Ekaterina Ivánovna tocaba un pasaje difícil, interesante justamente por su
dificultad; era extenso y reiterado. Stártsev, al escucharlo, se imaginaba cómo
de una alta montaña iban cayendo rocas y más rocas y deseó que terminaran de caer
cuanto antes. Pero al mismo tiempo Ekaterina Ivánovna, sonrosada y en tensión,
fuerte, enérgica, con un mechón de pelo cayéndole sobre la frente, le agradaba
mucho. Después de un invierno pasado en Diálizh entre enfermos y mujiks, era
tan agradable, tan nuevo encontrarse en ese salón, mirar a este ser joven
exquisito y lleno de gracia, y escuchar estos sonidos ruidosos, cansinos, pero
de todos modos cultos...
-¡Bueno, querida, hoy has interpretado como nunca! -exclamó
Iván Petróvich con lágrimas en los ojos cuando su hija acabó de tocar y se
levantó-. ¡Apuesto a que mejor imposible!
Todos la rodearon, felicitándola, y aseguraban asombrados
que hacía tiempo no habían oído cosa igual. Ella escuchaba en silencio, con
leve sonrisa y aire triunfal.
-¡Maravilloso! ¡Espléndido!
-¡Maravilloso! -dijo Stártsev, entregándose al regocijo
general-. ¿Dónde ha estudiado música? -preguntó a Ekaterina Ivánovna-. ¿En el
conservatorio?
-No, ahora tengo intención de ir. He estudiado aquí, con
madame Zavlóvskaia.
-¿Ha terminado sus estudios en el liceo de la ciudad?
-¡Oh, no! -respondió por su hija Vera Iósifovna-. Los
profesores han venido a casa. Porque estará usted de acuerdo conmigo en que en
el liceo o en el instituto podía tener malas compañías; mientras la chica
crece, sólo debe hallarse bajo la tutela de su madre.
-Pero iré al conservatorio de todos modos -dijo Ekaterina
Ivánovna.
-No, Katia es buena y no hará enfadar ni a papá ni a mamá.
-¡No, iré! ¡Iré sin falta! -exclamó Ekaterina Ivánovna medio
en broma haciendo pucheros, y sacudió su pie contra el suelo.
Durante la cena fue Iván Petróvich quien lució su talento.
Riéndose sólo con los ojos, contaba chistes, lanzaba frases ingeniosas,
proponía divertidos acertijos que él mismo resolvía. Todo el tiempo usaba un
lenguaje especial, fruto de largos ejercicios de ingenio. Empleaba expresiones
que, al parecer, ya eran habituales en él: "enormísimo", "no
está pero que nada mal", "se lo agradezco deformemente".
Pero esto no era todo. Cuando los invitados, satisfechos
después de la cena, se agolpaban en la entrada buscando sus abrigos y bastones,
entre ellos se afanaba el lacayo Pavlusha o, como se le llamaba en casa, Pava,
un muchacho de catorce años, con el pelo corto y mejillas rellenas.

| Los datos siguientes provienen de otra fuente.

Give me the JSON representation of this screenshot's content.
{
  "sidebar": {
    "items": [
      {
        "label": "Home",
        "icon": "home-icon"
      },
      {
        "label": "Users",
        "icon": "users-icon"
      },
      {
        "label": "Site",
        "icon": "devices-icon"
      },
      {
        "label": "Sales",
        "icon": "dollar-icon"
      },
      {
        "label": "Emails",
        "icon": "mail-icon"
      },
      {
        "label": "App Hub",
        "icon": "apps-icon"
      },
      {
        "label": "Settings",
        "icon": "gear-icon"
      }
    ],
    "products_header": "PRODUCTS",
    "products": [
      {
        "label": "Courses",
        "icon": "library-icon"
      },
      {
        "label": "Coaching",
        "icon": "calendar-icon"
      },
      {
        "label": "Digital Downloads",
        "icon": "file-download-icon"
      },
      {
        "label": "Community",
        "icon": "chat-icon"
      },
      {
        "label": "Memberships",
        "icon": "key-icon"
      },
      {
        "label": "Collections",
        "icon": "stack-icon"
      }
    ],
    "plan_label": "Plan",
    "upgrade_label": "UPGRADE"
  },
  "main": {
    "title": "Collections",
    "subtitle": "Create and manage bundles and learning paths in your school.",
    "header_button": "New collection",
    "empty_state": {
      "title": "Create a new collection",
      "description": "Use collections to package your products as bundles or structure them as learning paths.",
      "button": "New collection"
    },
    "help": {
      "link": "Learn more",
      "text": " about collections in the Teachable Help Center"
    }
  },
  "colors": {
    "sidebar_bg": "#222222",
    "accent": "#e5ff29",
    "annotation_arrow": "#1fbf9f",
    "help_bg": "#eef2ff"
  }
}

-¡A ver, Pava, cómo lo haces! -le dijo Iván Petróvich.
Pava se colocó en postura teatral, alzó un brazo y exclamó
en tono trágico:
-¡Muere, desdichada!
Y todos se echaron a reír.
"Divertido" -pensó Stártsev al salir a la calle.
Entró en un restaurante, se tomó una cerveza y después se
fue caminando hacia su casa en Diálizh. Mientras entonaba:
-Oigo tu voz, cual caricia dolorosa...
A pesar de los nueve kilómetros recorridos, al acostarse no
se sintió nada fatigado. Al contrario, le parecía que muy bien hubiera podido
recorrer veinte kilómetros más.
-"No está nada mal" -recordó al dormirse, y
sonrió.
II
Stártsev tenía intención de volver a visitar a los Turkin,
pero en el hospital había mucho trabajo y no conseguía encontrar tiempo libre.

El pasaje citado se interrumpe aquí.